Pero esta vez Michael no ignoró a su arma espiritual.
Con las constantes explosiones por todas partes, la risa de la espada era mejor que el zumbido en sus oídos.
—Digamos que lo estoy considerando —respondió un momento después.
Por supuesto, no era un iluso.
Sabía perfectamente la enorme diferencia que había entre los Grandes Maestros y él.
Para haber alcanzado un reino tan alto, debían de tener un espíritu con más de 1 000 000 de puntos, y aun así tenían dificultades contra el General.
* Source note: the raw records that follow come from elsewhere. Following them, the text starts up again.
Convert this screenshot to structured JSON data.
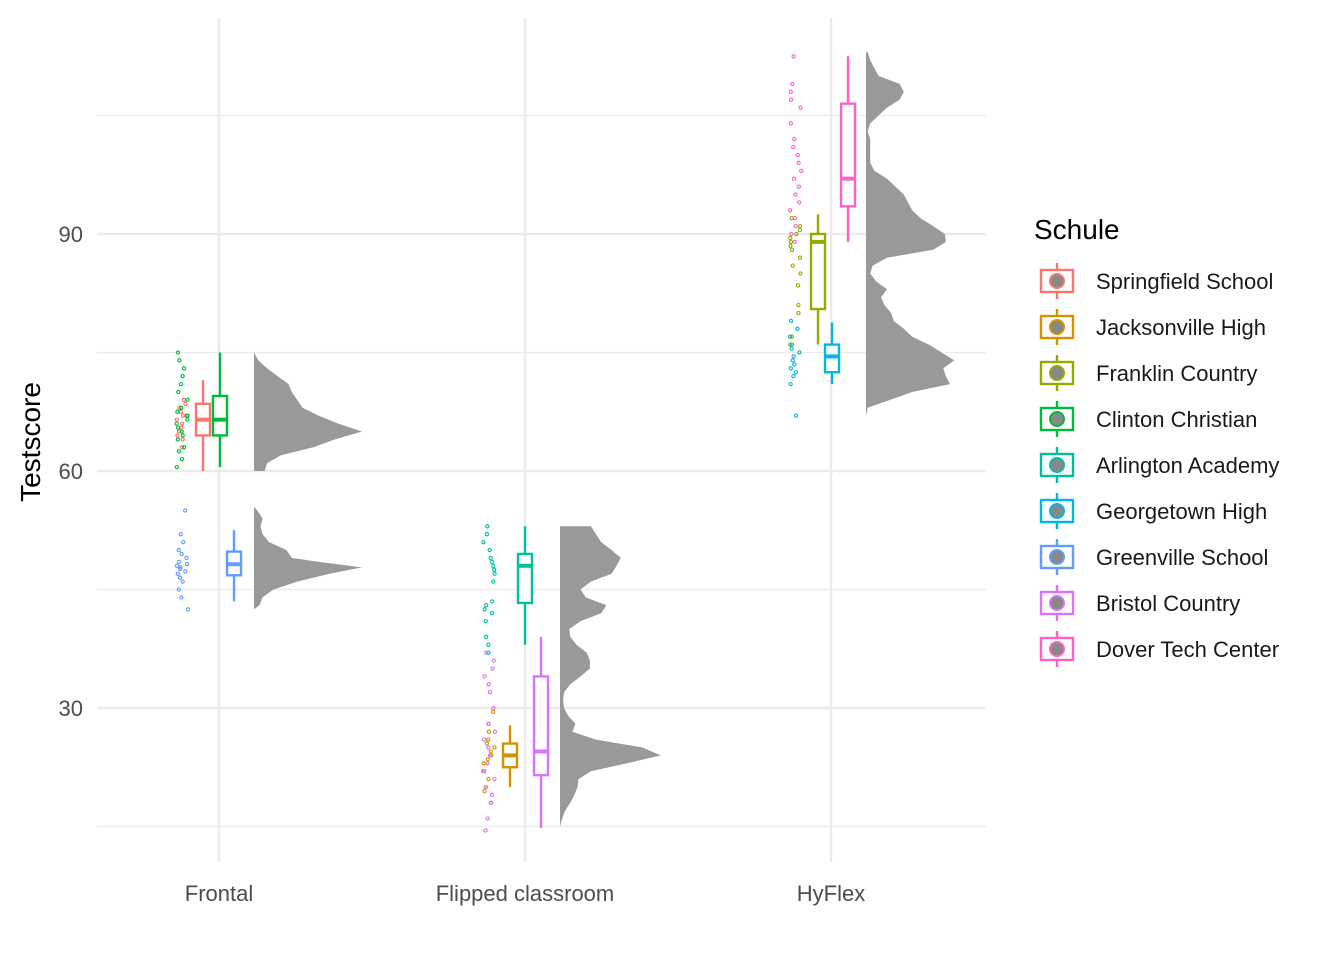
{
  "chart_data": {
    "type": "raincloud",
    "xlabel": "",
    "ylabel": "Testscore",
    "categories": [
      "Frontal",
      "Flipped classroom",
      "HyFlex"
    ],
    "ylim": [
      13,
      117
    ],
    "yticks": [
      30,
      60,
      90
    ],
    "grid": true,
    "legend": {
      "title": "Schule",
      "placement": "right",
      "entries": [
        {
          "name": "Springfield School",
          "color": "#F8766D"
        },
        {
          "name": "Jacksonville High",
          "color": "#D39200"
        },
        {
          "name": "Franklin Country",
          "color": "#93AA00"
        },
        {
          "name": "Clinton Christian",
          "color": "#00BA38"
        },
        {
          "name": "Arlington Academy",
          "color": "#00C19F"
        },
        {
          "name": "Georgetown High",
          "color": "#00B9E3"
        },
        {
          "name": "Greenville School",
          "color": "#619CFF"
        },
        {
          "name": "Bristol Country",
          "color": "#DB72FB"
        },
        {
          "name": "Dover Tech Center",
          "color": "#FF61C3"
        }
      ]
    },
    "boxes": [
      {
        "category": "Frontal",
        "school": "Springfield School",
        "color": "#F8766D",
        "min": 60,
        "q1": 64.5,
        "median": 66.5,
        "q3": 68.5,
        "max": 71.5
      },
      {
        "category": "Frontal",
        "school": "Clinton Christian",
        "color": "#00BA38",
        "min": 60.5,
        "q1": 64.5,
        "median": 66.5,
        "q3": 69.5,
        "max": 75
      },
      {
        "category": "Frontal",
        "school": "Greenville School",
        "color": "#619CFF",
        "min": 43.5,
        "q1": 46.8,
        "median": 48.2,
        "q3": 49.8,
        "max": 52.5
      },
      {
        "category": "Flipped classroom",
        "school": "Jacksonville High",
        "color": "#D39200",
        "min": 20,
        "q1": 22.5,
        "median": 24,
        "q3": 25.5,
        "max": 27.8
      },
      {
        "category": "Flipped classroom",
        "school": "Arlington Academy",
        "color": "#00C19F",
        "min": 38,
        "q1": 43.3,
        "median": 48,
        "q3": 49.5,
        "max": 53
      },
      {
        "category": "Flipped classroom",
        "school": "Bristol Country",
        "color": "#DB72FB",
        "min": 14.8,
        "q1": 21.5,
        "median": 24.5,
        "q3": 34,
        "max": 39
      },
      {
        "category": "HyFlex",
        "school": "Franklin Country",
        "color": "#93AA00",
        "min": 76,
        "q1": 80.5,
        "median": 89,
        "q3": 90,
        "max": 92.5
      },
      {
        "category": "HyFlex",
        "school": "Georgetown High",
        "color": "#00B9E3",
        "min": 71,
        "q1": 72.5,
        "median": 74.5,
        "q3": 76,
        "max": 78.8
      },
      {
        "category": "HyFlex",
        "school": "Dover Tech Center",
        "color": "#FF61C3",
        "min": 89,
        "q1": 93.5,
        "median": 97,
        "q3": 106.5,
        "max": 112.5
      }
    ],
    "densities": [
      {
        "category": "Frontal",
        "group": "upper",
        "fill": "#999999",
        "profile": [
          [
            60,
            0.1
          ],
          [
            61,
            0.12
          ],
          [
            62,
            0.25
          ],
          [
            63,
            0.55
          ],
          [
            64,
            0.75
          ],
          [
            65,
            1.0
          ],
          [
            66,
            0.78
          ],
          [
            67,
            0.6
          ],
          [
            68,
            0.45
          ],
          [
            69,
            0.4
          ],
          [
            70,
            0.35
          ],
          [
            71,
            0.32
          ],
          [
            72,
            0.22
          ],
          [
            73,
            0.12
          ],
          [
            74,
            0.04
          ],
          [
            75,
            0.0
          ]
        ]
      },
      {
        "category": "Frontal",
        "group": "lower",
        "fill": "#999999",
        "profile": [
          [
            42.5,
            0.0
          ],
          [
            43,
            0.05
          ],
          [
            44,
            0.08
          ],
          [
            45,
            0.18
          ],
          [
            46,
            0.4
          ],
          [
            47,
            0.7
          ],
          [
            47.8,
            1.0
          ],
          [
            48.5,
            0.6
          ],
          [
            49,
            0.35
          ],
          [
            50,
            0.3
          ],
          [
            51,
            0.14
          ],
          [
            52,
            0.08
          ],
          [
            53,
            0.06
          ],
          [
            54,
            0.08
          ],
          [
            55,
            0.03
          ],
          [
            55.5,
            0.0
          ]
        ]
      },
      {
        "category": "Flipped classroom",
        "group": "all",
        "fill": "#999999",
        "profile": [
          [
            15,
            0.0
          ],
          [
            16,
            0.02
          ],
          [
            17,
            0.05
          ],
          [
            18,
            0.1
          ],
          [
            19,
            0.14
          ],
          [
            20,
            0.17
          ],
          [
            21,
            0.18
          ],
          [
            22,
            0.3
          ],
          [
            23,
            0.65
          ],
          [
            24,
            0.98
          ],
          [
            25,
            0.8
          ],
          [
            26,
            0.35
          ],
          [
            27,
            0.12
          ],
          [
            28,
            0.15
          ],
          [
            29,
            0.08
          ],
          [
            30,
            0.04
          ],
          [
            31,
            0.03
          ],
          [
            32,
            0.04
          ],
          [
            33,
            0.1
          ],
          [
            34,
            0.2
          ],
          [
            35,
            0.29
          ],
          [
            36,
            0.29
          ],
          [
            37,
            0.26
          ],
          [
            38,
            0.16
          ],
          [
            39,
            0.1
          ],
          [
            40,
            0.09
          ],
          [
            41,
            0.2
          ],
          [
            42,
            0.4
          ],
          [
            43,
            0.45
          ],
          [
            44,
            0.25
          ],
          [
            45,
            0.2
          ],
          [
            46,
            0.3
          ],
          [
            47,
            0.5
          ],
          [
            48,
            0.55
          ],
          [
            49,
            0.59
          ],
          [
            50,
            0.5
          ],
          [
            51,
            0.4
          ],
          [
            52,
            0.35
          ],
          [
            53,
            0.3
          ]
        ]
      },
      {
        "category": "HyFlex",
        "group": "all",
        "fill": "#999999",
        "profile": [
          [
            67,
            0.0
          ],
          [
            68,
            0.02
          ],
          [
            70,
            0.55
          ],
          [
            71,
            1.0
          ],
          [
            72,
            0.95
          ],
          [
            73,
            0.92
          ],
          [
            74,
            1.05
          ],
          [
            75,
            0.9
          ],
          [
            76,
            0.75
          ],
          [
            77,
            0.55
          ],
          [
            78,
            0.45
          ],
          [
            79,
            0.33
          ],
          [
            80,
            0.3
          ],
          [
            81,
            0.22
          ],
          [
            82,
            0.18
          ],
          [
            83,
            0.25
          ],
          [
            84,
            0.12
          ],
          [
            85,
            0.05
          ],
          [
            86,
            0.08
          ],
          [
            87,
            0.25
          ],
          [
            88,
            0.8
          ],
          [
            89,
            0.95
          ],
          [
            90,
            0.94
          ],
          [
            91,
            0.8
          ],
          [
            92,
            0.65
          ],
          [
            93,
            0.55
          ],
          [
            94,
            0.5
          ],
          [
            95,
            0.45
          ],
          [
            96,
            0.35
          ],
          [
            97,
            0.25
          ],
          [
            98,
            0.1
          ],
          [
            99,
            0.05
          ],
          [
            100,
            0.05
          ],
          [
            101,
            0.05
          ],
          [
            102,
            0.05
          ],
          [
            103,
            0.02
          ],
          [
            104,
            0.05
          ],
          [
            105,
            0.15
          ],
          [
            106,
            0.25
          ],
          [
            107,
            0.4
          ],
          [
            108,
            0.45
          ],
          [
            109,
            0.4
          ],
          [
            110,
            0.15
          ],
          [
            111,
            0.1
          ],
          [
            112,
            0.05
          ],
          [
            113,
            0.02
          ]
        ]
      }
    ],
    "points": [
      {
        "category": "Frontal",
        "school": "Springfield School",
        "color": "#F8766D",
        "values": [
          63,
          64,
          64.5,
          65,
          65.5,
          66,
          66.5,
          67,
          67,
          67.5,
          68,
          68.5,
          69
        ]
      },
      {
        "category": "Frontal",
        "school": "Clinton Christian",
        "color": "#00BA38",
        "values": [
          60.5,
          61.5,
          62.5,
          63,
          64,
          64.5,
          65,
          65.5,
          66,
          66.5,
          67,
          67.5,
          68,
          69,
          70,
          71,
          72,
          73,
          74,
          75
        ]
      },
      {
        "category": "Frontal",
        "school": "Greenville School",
        "color": "#619CFF",
        "values": [
          42.5,
          44,
          45,
          46,
          46.5,
          47,
          47.3,
          47.6,
          47.8,
          48,
          48.2,
          48.5,
          49,
          49.5,
          50,
          51,
          52,
          55
        ]
      },
      {
        "category": "Flipped classroom",
        "school": "Jacksonville High",
        "color": "#D39200",
        "values": [
          18,
          19.5,
          20,
          21,
          22,
          23,
          23.5,
          24,
          24.5,
          25,
          25.5,
          26,
          27,
          28,
          29.5
        ]
      },
      {
        "category": "Flipped classroom",
        "school": "Arlington Academy",
        "color": "#00C19F",
        "values": [
          37,
          38,
          39,
          41,
          42,
          42.5,
          43,
          43.5,
          46,
          47,
          47.5,
          48,
          48.5,
          49,
          50,
          51,
          52,
          53
        ]
      },
      {
        "category": "Flipped classroom",
        "school": "Bristol Country",
        "color": "#DB72FB",
        "values": [
          14.5,
          16,
          18,
          19,
          20,
          21,
          22,
          23,
          24,
          25,
          26,
          27,
          28,
          30,
          32,
          33,
          34,
          35,
          36,
          37
        ]
      },
      {
        "category": "HyFlex",
        "school": "Franklin Country",
        "color": "#93AA00",
        "values": [
          76,
          77,
          80,
          81,
          83.5,
          85,
          86,
          87,
          88,
          88.5,
          89,
          89.5,
          90,
          90.5,
          91,
          92
        ]
      },
      {
        "category": "HyFlex",
        "school": "Georgetown High",
        "color": "#00B9E3",
        "values": [
          67,
          71,
          72,
          72.5,
          73,
          73.5,
          74,
          74.5,
          75,
          75.5,
          76,
          77,
          78,
          79
        ]
      },
      {
        "category": "HyFlex",
        "school": "Dover Tech Center",
        "color": "#FF61C3",
        "values": [
          89,
          90,
          91,
          92,
          93,
          94,
          95,
          96,
          97,
          98,
          99,
          100,
          101,
          102,
          104,
          106,
          107,
          108,
          109,
          112.5
        ]
      }
    ]
  }
}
Si ellos no eran capaces de contener al monstruo, ¿cómo podría Michael, que solo tenía 15 000 puntos de espíritu, siquiera compararse?
—Normalmente, no tendría ninguna oportunidad.
Pero con su capacidad para dañar almas… tengo una oportunidad si me elige como objetivo —masculló, con la voz ahogada por el estruendo de la batalla.
Por supuesto, no se precipitó hacia el líder alienígena, sino que esperó el momento oportuno.
Por no mencionar que todavía estaba apoyando a su escuadrón.
El martillo de Ava retumbó contra los Élites.
Con el apoyo de quienes la rodeaban, ¡era capaz de aniquilar Élites más rápido que la mayoría de los generales que estaban en el Reino Maestro!
«Este es el poder de los números.
En mi vida anterior, no logré salvar a la humanidad, incluso después de alcanzar lo que la mayoría consideraría la cumbre del poder.
La fuerza de los números es mucho más formidable que el poder de un solo individuo», constató Michael.
Llevando sus técnicas al límite, se aseguró de cubrirle siempre la espalda a Ava.
No solo era el que más la apoyaba, sino que incluso era capaz de anticipar sus movimientos y actuar en consecuencia.
«No sabía que podía moverme así…», Ava, como era natural, estaba anonadada.
Aunque ya había luchado con otros antes, esta era la primera vez que sentía que las personas a su lado actuaban como extensiones de sus propias extremidades.
«Sobre todo Michael.
Su forma de moverse es como si pudiera leerme la mente».
Consciente de que muchos confiaban en ella, apartó sus pensamientos inútiles y se centró en la lucha.
Victoria, que luchaba cerca, dejó de prestar atención a su joven compañera en cuanto vio lo bien que se defendía.
—¡ATRÁS!
—resonó un potente grito desde el dispositivo de comunicación de cada soldado.
Con el aumento de las fuerzas de los Élites, tenían que asegurarse de que los soldados rasos no se acercaran demasiado a ellos.
—¿¡Por qué tardan tanto!?
—murmuró uno de los soldados, observando la lucha entre el General alienígena y los dos Grandes Maestros.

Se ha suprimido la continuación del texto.